I use godaddy for them. a SAN expicitly defines the names.

mail.domain.com

autodiscover.domain.com

etc

a wildcard accepts all *.domain.com

Exchange likes the SAN-so does the devices.

richie · 2012-09-04T12:05:27.000Z

Additionally, the wildcard SSL’s tend to be more expensive. Also, wildcard SSL’s aren’t really considered “best practice” to use (security-wise) since it doesn’t explicitly and specifically present the name of the site/server. Just my two cents

beta · 2012-09-04T12:20:26.000Z

As has been mentioned, with a SAN you list specific names you want secured… So on your SAN you might specify mail.yourcompany.com and www.yourcompany.com . A wildcard cert will cover everything under a specific domain so *.yourcompany.com will cover mail.yourcompany.com, www.yourcompany.com , ftp.yourcompany.com, and so on. Hence they are more expensive.

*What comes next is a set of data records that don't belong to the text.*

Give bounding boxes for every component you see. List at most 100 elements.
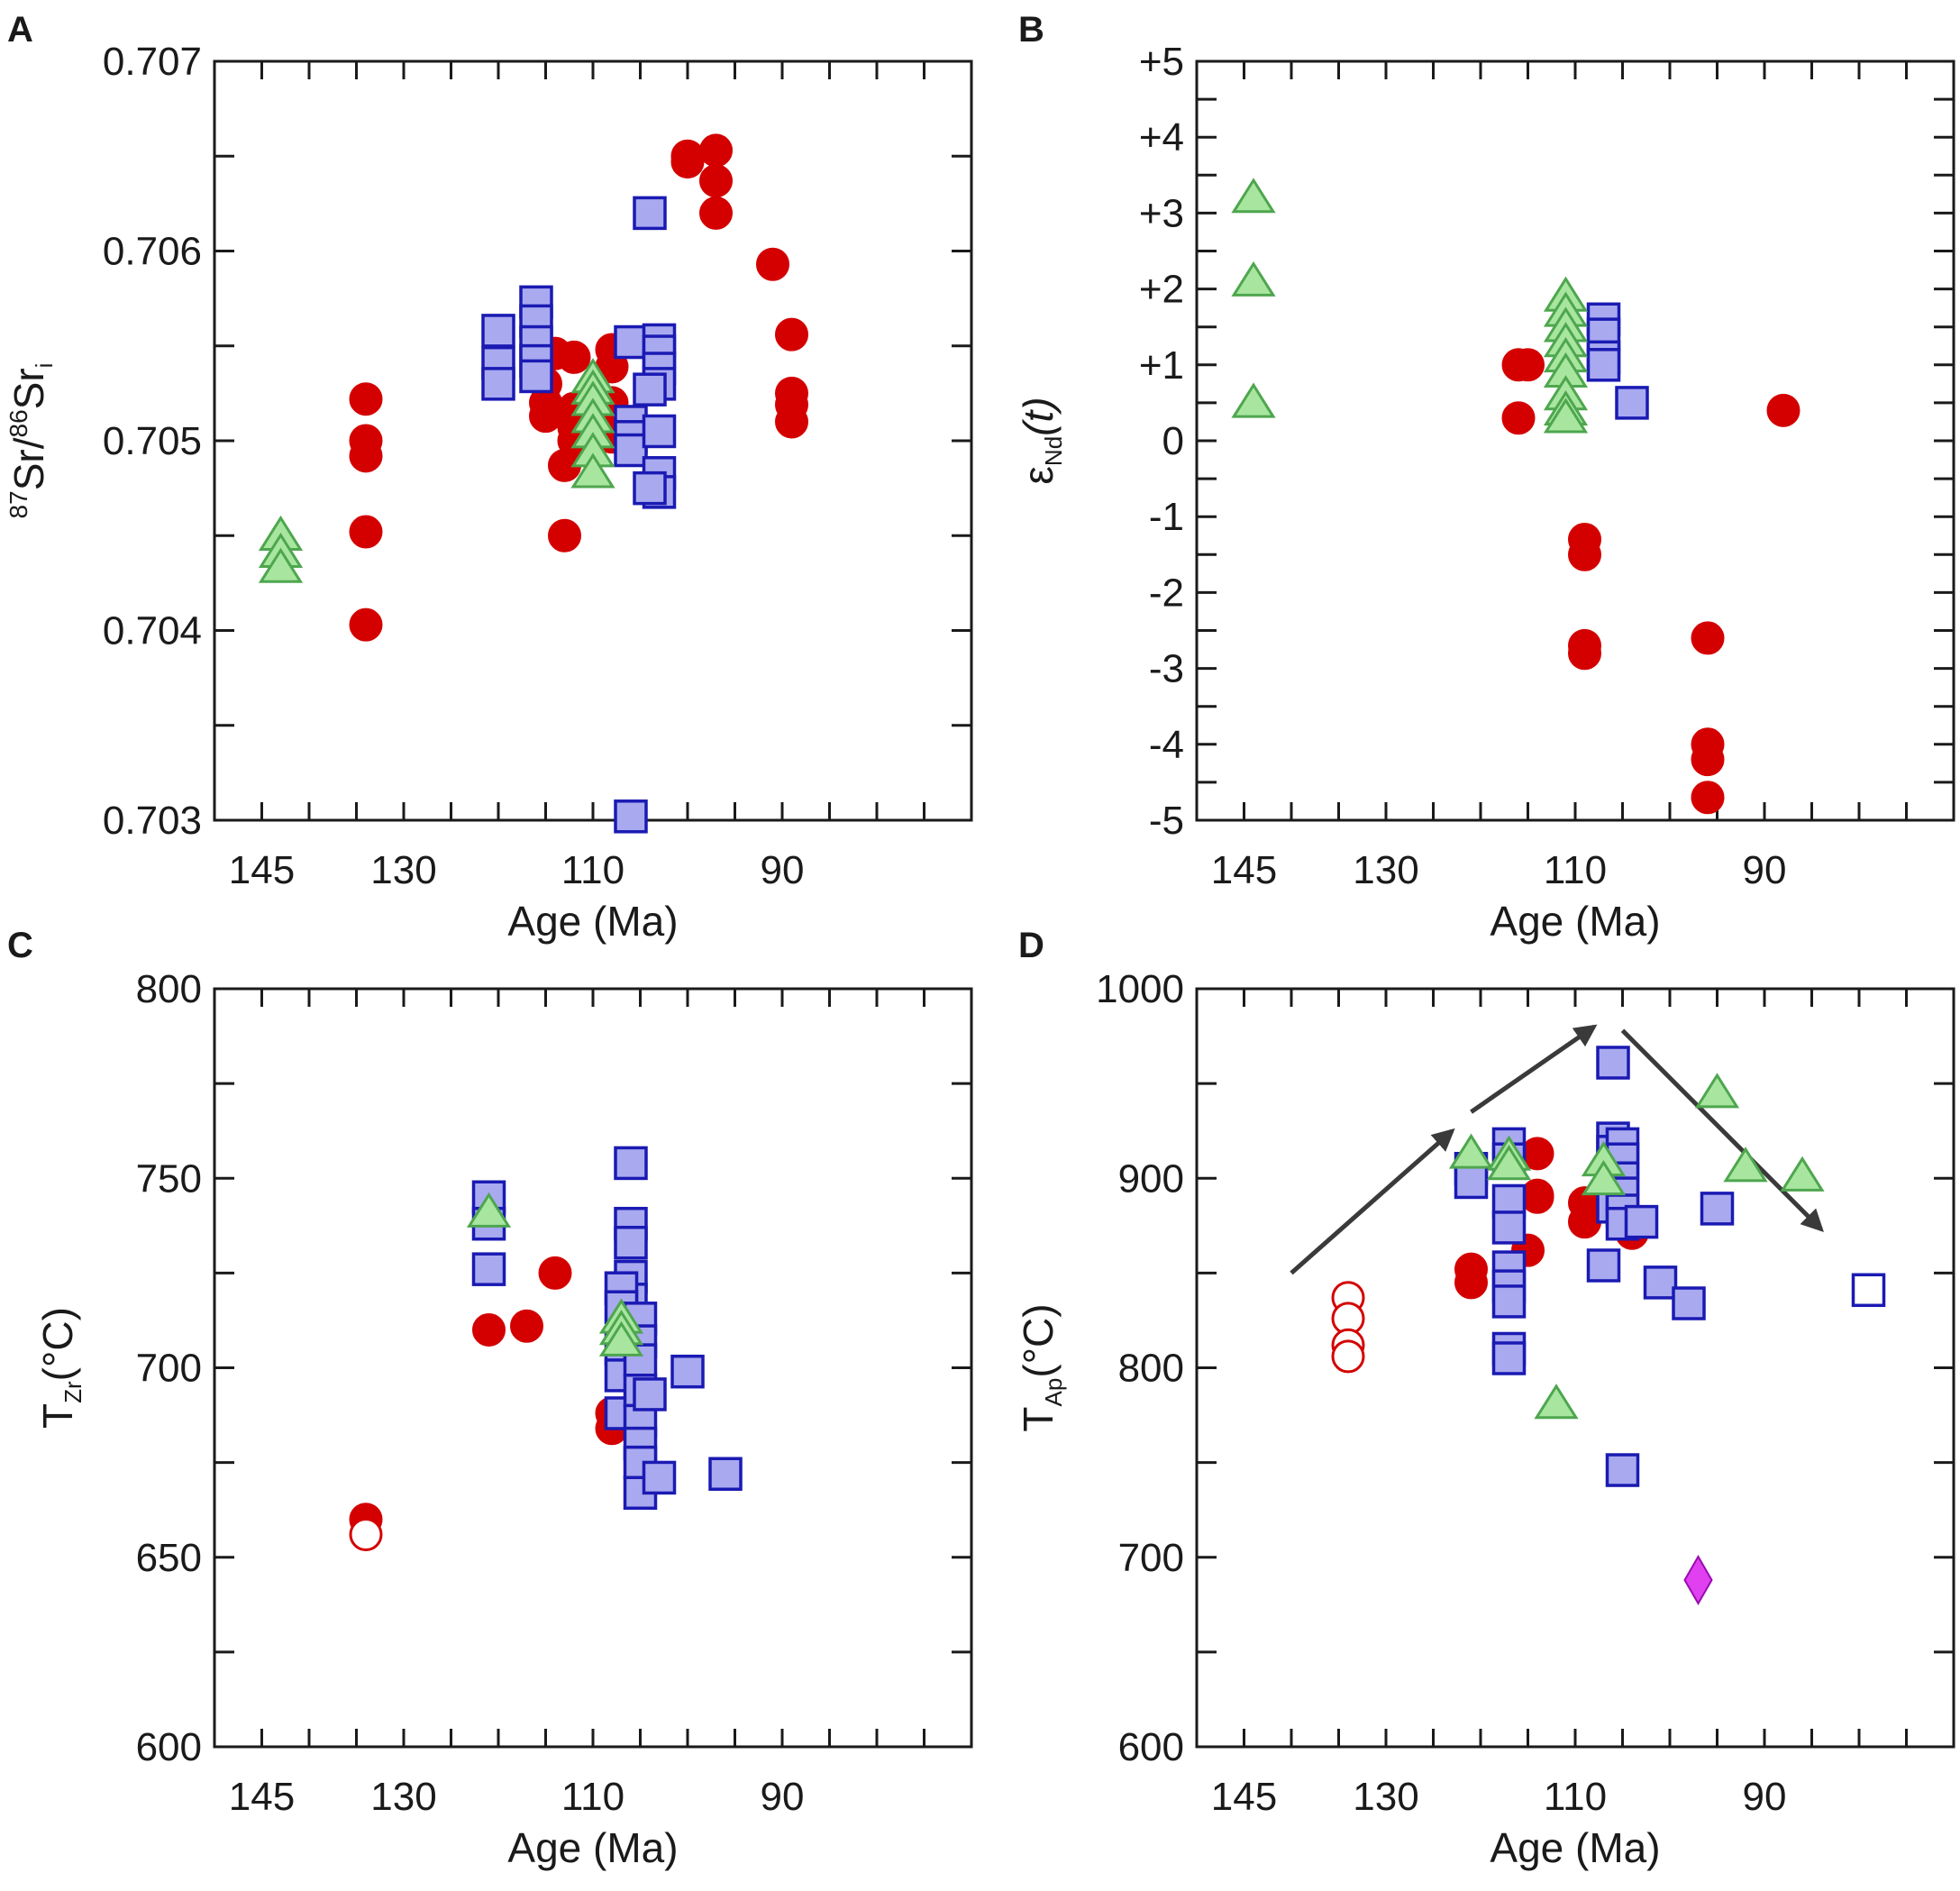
y-tick-label: 800 bbox=[136, 967, 202, 1011]
x-axis-label: Age (Ma) bbox=[507, 898, 678, 945]
series-red-filled-circles bbox=[349, 1256, 629, 1537]
x-tick-label: 90 bbox=[1743, 1775, 1787, 1819]
data-point-square bbox=[614, 433, 648, 468]
data-point-square bbox=[481, 314, 515, 348]
series-red-open-circles bbox=[1331, 1281, 1365, 1374]
y-tick-label: 700 bbox=[136, 1347, 202, 1391]
y-tick-label: 750 bbox=[136, 1156, 202, 1201]
panel-letter: B bbox=[1018, 10, 1044, 50]
data-point-square bbox=[633, 196, 667, 231]
y-tick-label: -2 bbox=[1149, 571, 1184, 615]
x-tick-label: 110 bbox=[561, 1775, 624, 1819]
data-point-circle bbox=[670, 145, 705, 179]
y-label-sub: Ap bbox=[1040, 1378, 1067, 1407]
plot-frame bbox=[1195, 987, 1955, 1749]
trend-arrow bbox=[1290, 1128, 1455, 1275]
y-tick-label: -3 bbox=[1149, 647, 1184, 691]
data-point-circle bbox=[529, 399, 562, 434]
x-tick-label: 110 bbox=[1544, 848, 1607, 892]
y-label-main: ε bbox=[1015, 466, 1062, 485]
trend-arrow bbox=[1470, 1024, 1598, 1114]
data-point-square bbox=[1596, 1046, 1630, 1080]
data-point-diamond bbox=[1683, 1554, 1713, 1605]
data-point-circle bbox=[349, 439, 383, 473]
data-point-square bbox=[633, 1377, 667, 1411]
y-tick-label: +1 bbox=[1139, 343, 1184, 388]
data-point-triangle bbox=[466, 1192, 512, 1228]
data-point-square bbox=[614, 1225, 648, 1260]
data-point-square bbox=[1454, 1165, 1489, 1200]
data-point-square bbox=[670, 1354, 705, 1389]
data-point-circle bbox=[1568, 537, 1601, 571]
y-tick-label: +4 bbox=[1139, 115, 1184, 160]
data-point-circle bbox=[548, 518, 581, 553]
data-point-square bbox=[1700, 1192, 1735, 1226]
x-tick-label: 130 bbox=[370, 848, 436, 892]
y-tick-label: +5 bbox=[1139, 40, 1184, 84]
series-blue-squares bbox=[1586, 302, 1649, 420]
tick-marks bbox=[1195, 59, 1955, 822]
y-tick-label: 0.705 bbox=[103, 419, 202, 463]
data-point-square bbox=[1615, 386, 1649, 420]
data-point-circle bbox=[1691, 621, 1725, 655]
x-axis-label: Age (Ma) bbox=[1490, 898, 1660, 945]
data-point-square bbox=[1491, 1210, 1527, 1245]
y-tick-label: -4 bbox=[1149, 723, 1184, 767]
x-axis-label: Age (Ma) bbox=[1490, 1824, 1660, 1871]
tick-marks bbox=[213, 987, 973, 1749]
trend-arrow bbox=[1620, 1028, 1824, 1232]
y-label-tail: (°C) bbox=[34, 1307, 81, 1381]
data-point-triangle bbox=[258, 547, 304, 583]
data-point-circle bbox=[349, 515, 383, 549]
series-blue-squares bbox=[481, 196, 677, 834]
panel-a: A 145 130 110 90 0.703 0.704 0.705 0.706 0.707 Age… bbox=[5, 10, 973, 945]
panel-d: D 145 130 110 90 600 700 800 900 1000 Age (Ma) TAp(… bbox=[1015, 926, 1955, 1871]
data-point-square bbox=[1624, 1204, 1659, 1239]
y-label-text: Sr/ bbox=[5, 437, 52, 490]
x-tick-label: 145 bbox=[1211, 848, 1277, 892]
data-point-circle bbox=[349, 1518, 383, 1552]
data-point-circle bbox=[1331, 1339, 1365, 1374]
panel-letter: A bbox=[7, 10, 33, 50]
y-label-sub: Nd bbox=[1040, 436, 1067, 466]
panel-b: B 145 130 110 90 -5 -4 -3 -2 -1 0 +1 +2 +3 +4 +5 Age (Ma… bbox=[1015, 10, 1955, 945]
data-point-circle bbox=[699, 164, 733, 198]
data-point-square bbox=[519, 359, 553, 394]
data-point-triangle bbox=[1231, 382, 1276, 418]
data-point-square bbox=[481, 367, 515, 401]
x-tick-label: 130 bbox=[370, 1775, 436, 1819]
y-label-tail: (°C) bbox=[1015, 1303, 1062, 1377]
data-point-circle bbox=[699, 133, 733, 168]
y-label-main: T bbox=[1015, 1406, 1062, 1431]
y-label-sub: Zr bbox=[59, 1381, 87, 1403]
data-point-circle bbox=[775, 405, 808, 439]
y-axis-label: TAp(°C) bbox=[1015, 1303, 1067, 1431]
data-point-triangle bbox=[1448, 1133, 1494, 1169]
y-tick-label: 0.703 bbox=[103, 799, 202, 843]
series-green-triangles bbox=[258, 358, 615, 583]
data-point-circle bbox=[1691, 743, 1725, 777]
series-magenta-diamond bbox=[1683, 1554, 1713, 1605]
data-point-circle bbox=[538, 1256, 572, 1290]
data-point-square bbox=[1643, 1265, 1678, 1300]
data-point-square bbox=[633, 470, 667, 506]
data-point-triangle bbox=[1231, 260, 1276, 297]
x-axis-label: Age (Ma) bbox=[507, 1824, 678, 1871]
x-tick-label: 90 bbox=[761, 848, 805, 892]
data-point-triangle bbox=[1534, 1384, 1579, 1420]
data-point-circle bbox=[1766, 393, 1800, 427]
y-label-sup: 87 bbox=[5, 490, 32, 518]
series-red-filled-circles bbox=[1501, 348, 1800, 815]
data-point-circle bbox=[1511, 348, 1545, 382]
data-point-circle bbox=[699, 196, 733, 230]
y-tick-label: -1 bbox=[1149, 495, 1184, 539]
data-point-circle bbox=[472, 1312, 506, 1347]
series-red-filled-circles bbox=[349, 133, 808, 642]
data-point-square bbox=[642, 1460, 677, 1495]
data-point-circle bbox=[1568, 1205, 1601, 1239]
data-point-circle bbox=[775, 317, 808, 352]
data-point-square bbox=[708, 1457, 743, 1491]
y-tick-label: 800 bbox=[1118, 1347, 1184, 1391]
data-point-square bbox=[604, 1358, 639, 1393]
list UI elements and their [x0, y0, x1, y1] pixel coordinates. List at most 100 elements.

I have used DigiCert for SAN certs specifically for Exchange and found their pricing to be competive and their resources/guides very helpful in getting things installed.

danhaddad · 2012-09-04T12:31:53.000Z

It seems like wildcard certs are cheaper then a SAN cert in some cases? Are there any disadvantages to using a wildcard cert? (we already have one)

richie · 2012-09-04T12:37:21.000Z

Dan355E wrote:

It seems like wildcard certs are cheaper then a SAN cert in some cases? Are there any disadvantages to using a wildcard cert? (we already have one)

Oh, another thing to consider - let’s say you get a wildcard SSL and you use it on more than 1 server and you forget to document exactly where you applied it, you will have to re-key and re-apply that cert onto every server you deployed it on, hoping you don’t miss one. Could get tough to manage if you let it get out of control. I generally don’t recommend Wildcard SSL’s in production applications.

craigkilborn1157 · 2012-09-04T13:06:07.000Z

Dan355E wrote:

It seems like wildcard certs are cheaper then a SAN cert in some cases? Are there any disadvantages to using a wildcard cert? (we already have one)

Hi Dan, yes a wildcard SSL will only do external domain names e.g. mail@domain.com

With SAN SSL you can specifify NETBIOS and FQDN’s internally and externally.

If you don’t use internal FQDN’s and NETBIOS you will probably run into connection issues and have to manually make DNS changes to get everything to work correctly.